Alexander Crompton

📚 24 - June


___ (ca. 300-10 BCE). The Book of Enoch. (trans. R.H. Charles)

Pseudepigraphical Second Temple-era Hebrew text that didn't quite make it into the canon.

For me the most interesting part was near the beginning—Enoch's travels through the heavens as he goes to intercede on behalf of fallen angels. The descriptions of mountains, caverns, abysses—And I went in till I drew nigh to a wall which is built of crystals and surrounded by tongues of fire: and it began to affright me. Visionary poetry.

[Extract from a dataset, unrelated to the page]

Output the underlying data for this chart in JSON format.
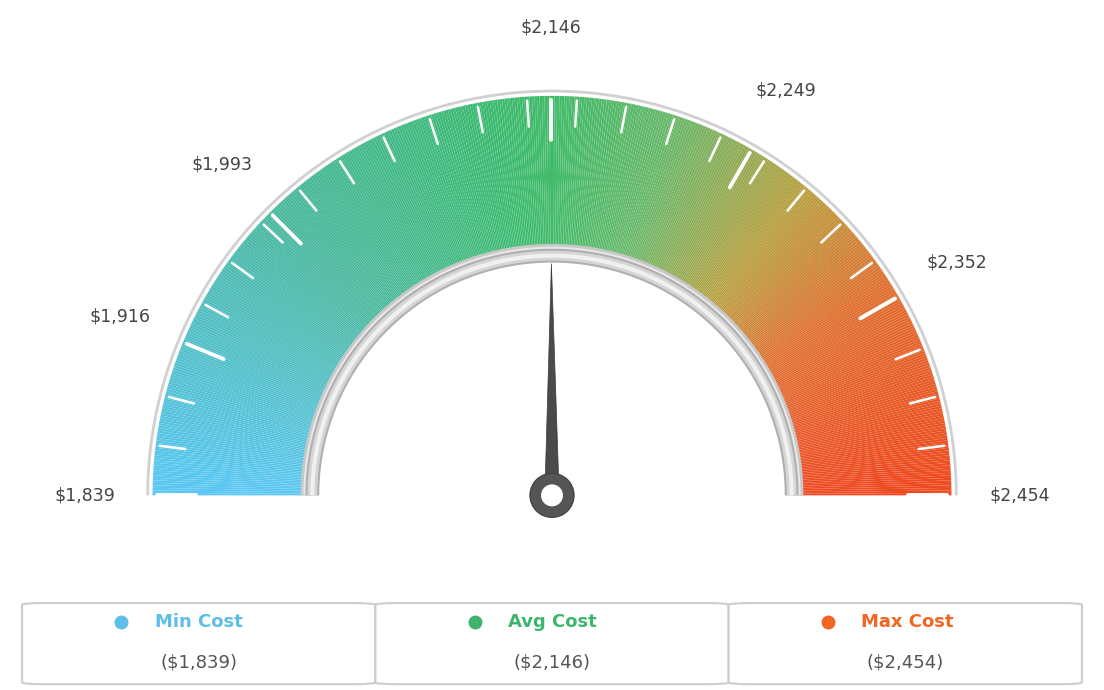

The scholarly consensus is this book was cobbled together by different writers over the course of centuries, which makes sense—though all the sections are purportedly written by Enoch, different personalities shine through strongly. One writer spills a great deal of ink over a small potatoes claim about the length of the solar year (exactly 364 days)—which apparently Uriel the archangel himself personally affirmed to Enoch.

Toward the end, things get darker: the apocalypse. I'd always thought about the apocalypse as a vision of total obliteration, but in this text it's presented positively: a great score-settling, where the oppressed are finally freed (and the oppressors, their sons, and their cattle are all annihilated). This section in its scope and anger becomes a bit flowery with the imagery—a description for instance of a horse trudging breast-deep in the blood of the sinful.

The visionary poet, the emphatic astronomer, the chronicler of fantasias of retributive violence—seeing the personalities of the authors so distinctly gave me a new perspective on other holy texts I've read. I could see the humanity of this text much more strongly than I did when I (years ago) read, for instance, Genesis or Exodus.